Ludovic and Murvilla Kancels' pet dog Bully, three years old, was seized 18 months ago by the RSPCA and kept in an RSPCA secret "place of safety". The RSPCA's expert Martin Lawton claimed that the seized animal had "suffered unnecessarily" from thinness as a result of being "starved".
Defence vet Daniel Mackenzie-Frazer made clear Bully was not suffering. She was, in fact, feeding pups and this led to loss of condition. He said: "She was thin but not emaciated and followed her owner into the vets which she wouldn't have done if she was in considerable pain".
Mr Kancel had approached Oak Hill Vets the day before Bully was seized and asked for advice on feeding her. It was obvious that he cared deeply for her. Mr Mackenzie-Frazer added: "There has been no evidence of pain in this case. The dog was thin because she had just given birth to puppies and had dedicated her time to allowing them to feed rather than feeding herself".

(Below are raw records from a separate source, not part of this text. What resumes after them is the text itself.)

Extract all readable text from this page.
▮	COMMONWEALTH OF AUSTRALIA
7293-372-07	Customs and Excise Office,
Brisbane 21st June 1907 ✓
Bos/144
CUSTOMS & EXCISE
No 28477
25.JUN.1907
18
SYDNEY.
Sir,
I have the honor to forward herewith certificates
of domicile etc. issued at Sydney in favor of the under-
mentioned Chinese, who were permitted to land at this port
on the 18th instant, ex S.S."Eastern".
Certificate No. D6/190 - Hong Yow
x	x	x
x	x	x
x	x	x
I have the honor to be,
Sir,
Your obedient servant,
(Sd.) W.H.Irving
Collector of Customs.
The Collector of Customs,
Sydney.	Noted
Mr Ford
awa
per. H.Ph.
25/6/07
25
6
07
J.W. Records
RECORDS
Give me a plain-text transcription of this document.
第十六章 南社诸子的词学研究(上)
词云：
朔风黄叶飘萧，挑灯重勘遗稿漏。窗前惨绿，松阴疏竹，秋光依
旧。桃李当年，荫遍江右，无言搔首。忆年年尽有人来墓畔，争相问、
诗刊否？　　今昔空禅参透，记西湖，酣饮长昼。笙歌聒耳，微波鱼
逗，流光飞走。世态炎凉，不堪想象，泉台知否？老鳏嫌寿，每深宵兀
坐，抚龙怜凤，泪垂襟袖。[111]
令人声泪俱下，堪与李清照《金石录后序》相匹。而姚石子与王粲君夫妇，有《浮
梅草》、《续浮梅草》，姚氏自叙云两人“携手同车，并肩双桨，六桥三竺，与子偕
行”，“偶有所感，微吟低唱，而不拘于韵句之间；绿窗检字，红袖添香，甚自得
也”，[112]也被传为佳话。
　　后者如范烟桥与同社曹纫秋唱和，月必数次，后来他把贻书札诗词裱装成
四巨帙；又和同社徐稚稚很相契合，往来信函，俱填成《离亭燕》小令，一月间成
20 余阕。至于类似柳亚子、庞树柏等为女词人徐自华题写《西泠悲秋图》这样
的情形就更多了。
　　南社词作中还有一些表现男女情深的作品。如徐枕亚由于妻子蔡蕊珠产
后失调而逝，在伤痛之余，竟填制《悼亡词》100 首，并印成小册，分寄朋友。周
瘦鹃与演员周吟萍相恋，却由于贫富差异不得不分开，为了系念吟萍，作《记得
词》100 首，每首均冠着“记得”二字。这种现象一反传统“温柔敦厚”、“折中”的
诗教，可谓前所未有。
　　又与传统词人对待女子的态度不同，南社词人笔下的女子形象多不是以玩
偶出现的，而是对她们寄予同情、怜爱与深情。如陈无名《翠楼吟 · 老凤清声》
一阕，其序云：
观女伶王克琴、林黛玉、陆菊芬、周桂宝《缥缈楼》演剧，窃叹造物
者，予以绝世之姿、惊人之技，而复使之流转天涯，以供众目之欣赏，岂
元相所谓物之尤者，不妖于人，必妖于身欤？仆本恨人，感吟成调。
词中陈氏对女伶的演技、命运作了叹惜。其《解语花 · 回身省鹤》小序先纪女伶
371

However, the RSPCA, always hungry for a conviction, elected to rely on Martin Lawton. Both the Kancels, and Kino Hines, were charged with cruelty by starving Bully, perhaps the most serious and emotive animal welfare offence there is, and subjected to the usual media campaign against them.
Criticisms of Lawton made in other matters, in the proceedings against Newham pet-shop owner Simon Gilbert and Lawton's own admission of "reprehensible conduct" in disciplinary proceedings against him before the RCVS, were not disclosed to the defence or to the court.
However, Magistrates saw through the RSPCA's thin case. The submissions of the RSPCA's Solicitors Male & Wagland and Counsel Rex Bryan were, like Martin Lawton's evidence, not accepted.
The court found Ludovic and Murvilla not guilty of causing suffering, AND that there had been no suffering at all.
Bully must be returned and the RSPCA must pay the massive costs. Ludovic and Murvilla very much look forward to having Bully back, and getting to know her again.
After the case, RSPCA Inspector Dawn Avery, herself well-known to the SHG, said that she wanted to "rehome" Bully. Ms Avery said she was "unhappy that Bully spent 18 months in RSPCA kennels while the case was decided".
Ms Avery continued, ominously, that she would "try to monitor the situation and make sure that Bully is okay in the future". The charity paid thousands of pounds for "place of safety" kennels to ensure that Bully was kept away from Ludovic and Murvilla throughout the case.
The charity - given the new powers contained in the Animal Welfare Act 2006 - is perhaps therefore unlikely to leave the matter there.
Anne Kasica, of the SHG, said:
"Bully, happily, was not euthanized, and did not die in the RSPCA's kennel, as happened to Annette Nally's dog Holly. The vast resources spent every year by the RSPCA on its team of fat-cat lawyers, vets and 'place of safety' kennel-owners is sickening."
"The RSPCA says it's 'only' £8 million a year."
"Rex Bryan, Male and Wagland and RSPCA independent witness Martin Lawton have each earned a king's ransom from a series of RSPCA cases."
"I agree with Frank Field MP. It is time that each and every one of the RSPCA's decisions to cause misery is subjected to proper review by the CPS, not by lawyers who personally benefit from the decision to prosecute."
Ernest Vine, also of the SHG, said:
"The RSPCA's new Head of Prosecutions Phil Wilson is not even a lawyer and, after his shameful performance on File on 4, I don't think that the RSPCA should let him near any microphones for a bit."
"Sally Case was hopeless
, but Mr Wilson is worse. He is also continuing her policy of wasting RSPCA donations. There are defence and court costs to consider too."
"This ridiculous case about an allegedly thin dog took four days to present to the court. At £300 per hour - and some RSPCA lawyers get even more - each member of the RSPCA's legal team have billed £10,000 for court time alone."
"Martin Lawton is, of course, looking to have his costs of attending the trial for four days paid by the court, and therefore the taxpayer, as usual."